Sebagian anak manusia terlahir dengan
memiliki kelainan fisik. Salah satunya berkelamin ganda. Dalam istilah fikih
disebut khuntsa atau bencong dalam bahasa sehari-hari.
Terminologi bencong, menurut kajian
hukum Islam, bukanlah sosok lelaki yang berperilaku dan berpenampilan layaknya
perempuan.

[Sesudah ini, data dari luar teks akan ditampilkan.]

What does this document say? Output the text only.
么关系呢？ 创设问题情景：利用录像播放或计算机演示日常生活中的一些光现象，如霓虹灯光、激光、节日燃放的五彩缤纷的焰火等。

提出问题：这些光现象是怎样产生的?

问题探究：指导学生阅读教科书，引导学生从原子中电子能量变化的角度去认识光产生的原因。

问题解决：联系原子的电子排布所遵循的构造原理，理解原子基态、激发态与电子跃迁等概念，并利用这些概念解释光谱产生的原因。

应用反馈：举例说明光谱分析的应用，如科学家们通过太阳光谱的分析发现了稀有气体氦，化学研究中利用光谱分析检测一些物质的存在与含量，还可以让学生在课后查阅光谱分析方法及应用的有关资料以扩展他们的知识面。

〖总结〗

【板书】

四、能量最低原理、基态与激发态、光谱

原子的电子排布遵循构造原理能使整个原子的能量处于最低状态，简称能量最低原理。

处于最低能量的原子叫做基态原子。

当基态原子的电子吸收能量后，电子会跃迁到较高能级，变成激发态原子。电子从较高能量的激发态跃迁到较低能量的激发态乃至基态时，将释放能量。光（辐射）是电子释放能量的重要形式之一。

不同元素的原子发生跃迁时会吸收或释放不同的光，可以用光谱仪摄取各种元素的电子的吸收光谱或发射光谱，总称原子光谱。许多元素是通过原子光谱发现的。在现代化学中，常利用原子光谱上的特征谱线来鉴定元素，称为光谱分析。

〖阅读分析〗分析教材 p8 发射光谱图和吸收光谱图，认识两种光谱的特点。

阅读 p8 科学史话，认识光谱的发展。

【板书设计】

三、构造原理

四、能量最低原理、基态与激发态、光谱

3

Atau sebaliknya, seorang wanita yang berperangai dan tampil
menyerupai pria.
Kelainan itu terkadang menimbulkan
keraguan dan pertanyaan dari segi hukum Islam. Memilih salah satu jenis kelamin
yang dimiliki, memunculkan konsekuensi hukum masing-masing.
Lantas, apa pandangan Majelis Ulama
Indonesia (MUI) dalam menyikapi fenomena ini? Dalam konteks kasus di atas,
bolehkah yang bersangkutan menyempurnakan atau memilih menjadi pria atau wanita
sesuai dengan kondisi dominan yang dialaminya?
Dalam Himpunan Keputusan Musyawarah
Nasional VIII MUI, terdapat fatwa sebagai respons atas kasus tersebut. Ada dua
kasus yang berbeda dalam konteks ini, yaitu mengubah dan mengganti alat kelamin
dan yang kedua ialah penyempurnaan alat kelamin.
Pada kasus yang pertama, yaitu
penggantian alat kelamin laki-laki ke perempuan atau sebaliknya dengan sengaja,
maka hukumnya haram. Hukum yang sama juga berlaku bagi jasa operasi penggantian
alat kelamin, yaitu haram. Karena itu, bila operasi tetap dilakukan maka status
jenis kelaminnya tidak berubah. Ia tetap dihukumi dengan status awal sebelum
operasi.
Ketetapan ini berbeda dengan hukum
penyempurnaan kelamin sebagaimana kasus khuntsa. Menyempurnakan alat kelamin
bagi seorang khuntsa yang fungsi alat kelamin
laki-lakinya lebih dominan atau sebaliknya melalui operasi, hukumnya boleh.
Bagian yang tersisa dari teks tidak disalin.